During penalty kick shootouts, each team has five chances to score from 12 yards away from the goal with only the goalie protecting the net. Professional penalty kicks travel up to 80 miles per hour, giving goalkeepers less than half a second to react.
To make saves, many goalkeepers begin diving before the ball is hit, says coauthor Erman Misirlisoy, a cognitive neuroscientist.

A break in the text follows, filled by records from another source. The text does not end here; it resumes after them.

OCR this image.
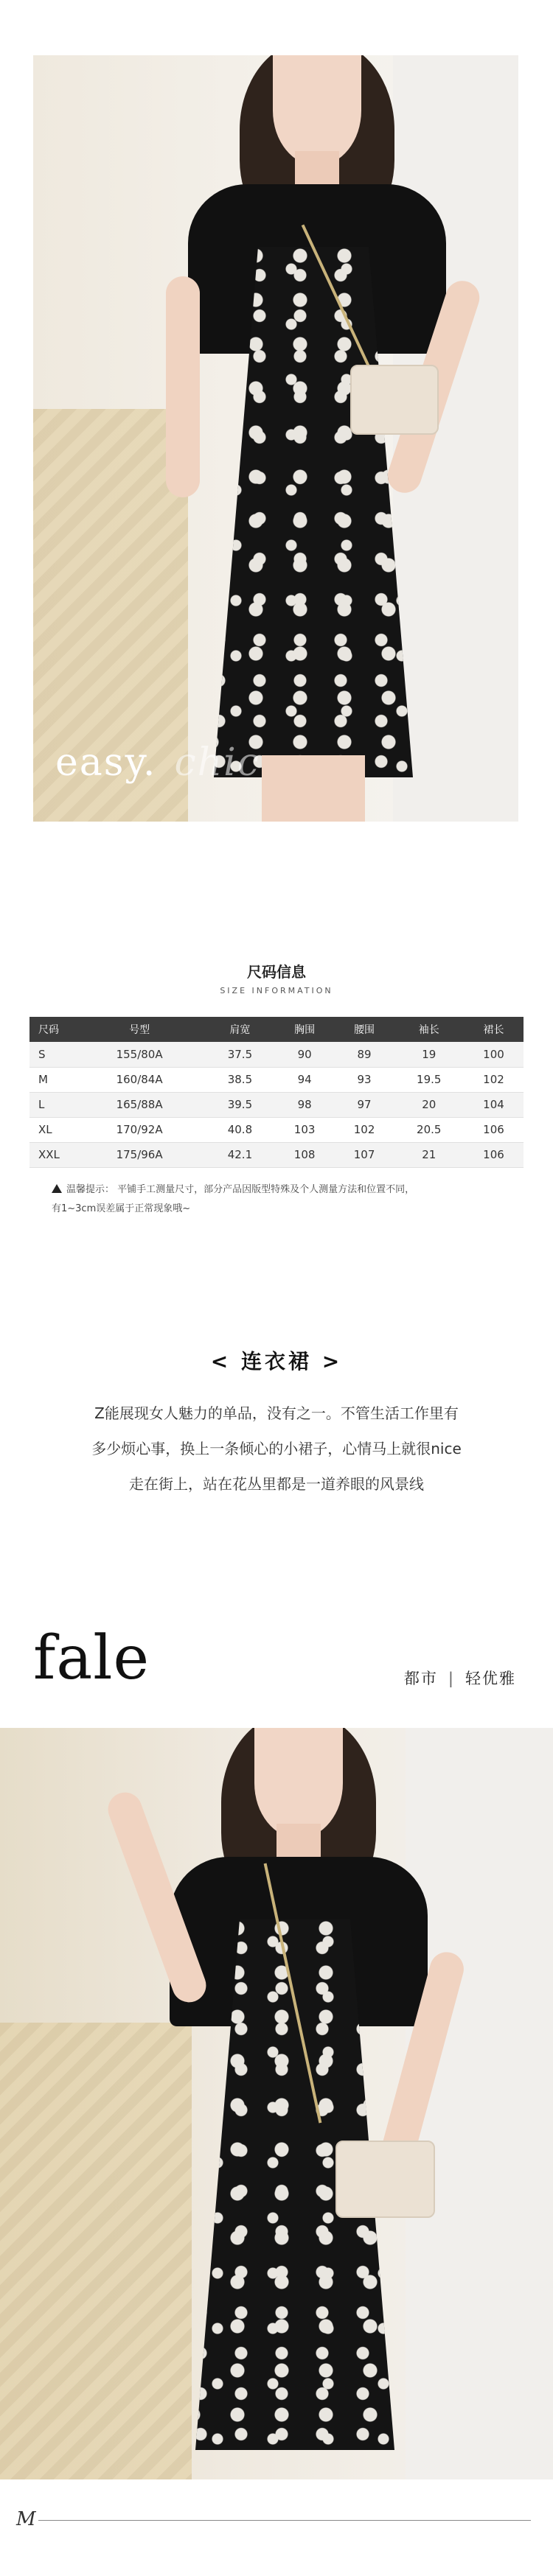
easy. chic
尺码信息
SIZE INFORMATION
尺码	号型	肩宽	胸围	腰围	袖长	裙长
S	155/80A	37.5	90	89	19	100
M	160/84A	38.5	94	93	19.5	102
L	165/88A	39.5	98	97	20	104
XL	170/92A	40.8	103	102	20.5	106
XXL	175/96A	42.1	108	107	21	106
温馨提示： 平铺手工测量尺寸，部分产品因版型特殊及个人测量方法和位置不同，
有1~3cm误差属于正常现象哦~
< 连衣裙 >
Z能展现女人魅力的单品，没有之一。不管生活工作里有
多少烦心事，换上一条倾心的小裙子，心情马上就很nice
走在街上，站在花丛里都是一道养眼的风景线
fale	都市 | 轻优雅
M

But their guesswork might be flawed, Misirlisoy and cognitive neuroscientist Patrick Haggard found after watching videos of 361 penalty kicks from the last 36 years of the World Cup and the European Cup. When multiple kickers in a row shot toward the same side, goalkeepers often dove in the opposite direction on the next kick. The kickers’ behavior, meanwhile, lacked any predictable pattern.
“We cannot help but feel that independent events throughout life are somehow related to each other,” Misirlisoy says. “This can lead to the gambler’s fallacy,” a tendency to doubt a trend in one direction will continue, even if the odds of each direction are 50-50. An example of the fallacy occurs when a pregnant mother of three boys predicts her next child will be a girl.
Kickers could exploit this fallacy in future tournaments, Misirlisoy says.